Folks like Crystal deserve much better from fandom. And that means we not only ask questions about Arisia, but we ask questions about every fandom space we create, enter, or help to nurture, so that we don’t risk even more communities. If we can’t do that – if we need survivors to make noise about our repeated inaction in the first place, and even then we struggle to do the right thing – then not only have we already failed a non-zero amount of fans we haven’t even met or hurt yet, but that pain will persist and exacerbate for every moment that we refuse to right ourselves. 

Every call to action Crystal has left on that post is a framework for how we can keep any and every fandom space accountable. Unfortunately, I can promise you that this is an awakening that someone you know or a space that you are deeply invested in sorely needs, and especially if you want to believe that it has good work to do and you want that work to continue, you have to be willing to stand up and take those organisations to task, even if that means no longer engaging with them. 

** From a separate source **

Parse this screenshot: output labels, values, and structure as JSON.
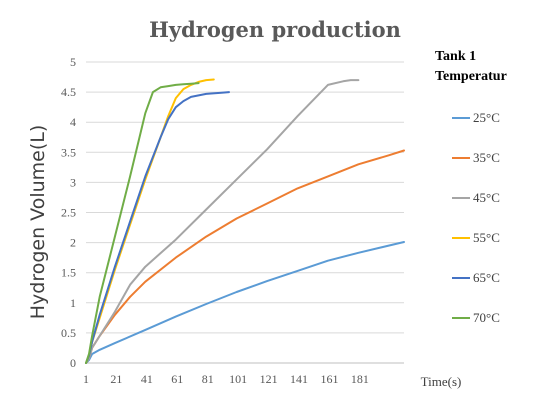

Because every fandom space needs more people as kind, as warm, as eager, and as committed to diverse and healthy space as Crystal. Because nowhere deserves to suffer what she has suffered. And because creating safe fandom means taking stories like this absolutely seriously, and any space that would so much as lapse in the face of that decisiveness is prolonging the pain of its current victims, and promising a non-zero amount of potential fans that, Heaven forbid those abusers ever victimise you, they will not offer you anything. 

Read Crystal’s words again. If Arisia is a space you’re in, or want to be in, consider her terms. And always, always endeavour to make or participate in spaces that never treat their fans, and especially their saints, this cruelly.